Super Furry Animals
Songbook – The Singles Volume One
2004
A



if Songbook marked the end of the Super Furry Animals’ career as a tripped out psychedelic punk-pop techno outfit, then their eulogy would be “because we can”.

This was a band that pioneered the first ever simultaneous DVD and CD album release, gigs in 5.1 Surround Sound (2002’s Rings Around The World), the highest-ever-charting Welsh language album (2000’s Mwng, to No. 11), the B-sides album packaged in a thick rubber casing, weirdly shaped like the teat end of a condom. Or a nipple. And that’s before we look at the single release of a song containing 50+ f-words, the charming-yet-aptly-titled “The Man Don’t Give A Fuck”, which originally charted just outside the top 20.

Taking opportunism to the next level, the Super Furries re-released the above anarchic blitz to mark the release of Songbook, a collection of all of the bands 21 singles. This twenty-odd minute live version (perhaps sensibly dropped from Songbook in favour of the original studio track), is perhaps one of the most erroneous singles of the year. Bill Hicks swears a bit and tells us that all governments are “liars and murderers”. After the song (which is strangely inconsequential here), the audience is left to dance to fifteen minutes of mental techno before the band return to run through the sweary onslaught once more.

Sure, it sounds like a gimmick—and a childish one at that, but the band always prided themselves on their ability to punctuate their electro-Beach Boys sound with the faintly political and the just plain daft. Thematically, “Something 4 The Weekend”’s punchy wine-tasting references shouldn’t sit well with “It’s Not The End Of The World?” (a string-laden ballad about growing old in the face of the apocalypse), but in the world created for us by Gruff Rhys and co, everything makes sense. Rising house prices, mating dogs, spies, radiation, tomatoes and “mingers” meet with regular sunny intervals (see “Ysbeidiau Heulog”, “Northern Lites” and “God! Show Me Magic”) to create an exuberant rainbow of chaotic pop.

All this may lead the uninitiated to wonder about integrity or whether SFA are more than just a “wacky” student band in the mould of Space. But after the punk, pop and pot of their debut long-player Fuzzy Logic, the band focused on constantly pushing the boundaries of creativity, rather than gimmickry. Short, experimental interludes adorned all of the band’s subsequent albums, whilst rock was both seamlessly and pleasingly welded to techno on numerous occasions.
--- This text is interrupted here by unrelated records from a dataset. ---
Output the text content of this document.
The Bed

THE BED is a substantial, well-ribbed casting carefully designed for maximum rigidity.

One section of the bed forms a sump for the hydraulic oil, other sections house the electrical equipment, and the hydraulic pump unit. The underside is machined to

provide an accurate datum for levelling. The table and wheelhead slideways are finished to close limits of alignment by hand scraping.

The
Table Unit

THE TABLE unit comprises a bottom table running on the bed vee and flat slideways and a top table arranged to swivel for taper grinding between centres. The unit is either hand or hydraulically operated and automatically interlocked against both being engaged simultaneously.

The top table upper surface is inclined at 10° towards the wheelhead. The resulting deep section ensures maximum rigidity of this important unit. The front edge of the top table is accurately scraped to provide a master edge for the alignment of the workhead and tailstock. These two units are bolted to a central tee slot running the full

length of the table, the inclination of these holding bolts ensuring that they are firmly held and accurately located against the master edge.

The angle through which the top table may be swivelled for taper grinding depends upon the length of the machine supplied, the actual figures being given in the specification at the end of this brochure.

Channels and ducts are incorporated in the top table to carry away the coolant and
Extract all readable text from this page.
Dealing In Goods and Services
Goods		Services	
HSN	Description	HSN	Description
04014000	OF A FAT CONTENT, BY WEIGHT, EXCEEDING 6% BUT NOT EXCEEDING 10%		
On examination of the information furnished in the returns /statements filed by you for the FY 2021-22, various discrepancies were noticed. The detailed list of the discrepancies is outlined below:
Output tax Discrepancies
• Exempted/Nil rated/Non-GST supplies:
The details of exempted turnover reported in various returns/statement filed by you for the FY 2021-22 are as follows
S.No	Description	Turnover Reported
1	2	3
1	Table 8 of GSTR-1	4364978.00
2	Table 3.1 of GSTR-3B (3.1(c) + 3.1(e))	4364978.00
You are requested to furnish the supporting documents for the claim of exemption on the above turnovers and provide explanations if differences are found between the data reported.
Perhaps Songbook’s only pitfall (by its very nature as a singles album) is its omission of almost all of these moments, moments that almost certainly underpinned the band’s longevity.

What we do hear from this part of the Super Furry arsenal exudes detail, texture—exquisite originality. “Slow Life” starts with a laptop in a haunted fairground, and leaves us chanting its post-“Loaded” blissed-out mantra, while “Blerwytirhwng?” whimsically reflects before its crossfades cause it to implode. “Hermann Loves Pauline”, from the headache inducing Radiator album, is another such example. Featuring eardrum-splitting crashes, beguiling lyrics, drums played in vacuums, vocals recorded from detuned radios, and real, enthralling harmonies, “Hermann…” may just be the jewel in the SFA crown. “We have ways of making you think” indeed.

It took ten years for the Super Furry Animals to compile Songbook, and the band show no sign of letting up on their intense record/release/tour schedule. The hidden subtitle on its front cover reads “Volume One”. You might be inclined to think that sounds ambitious, but that (of course) is the point.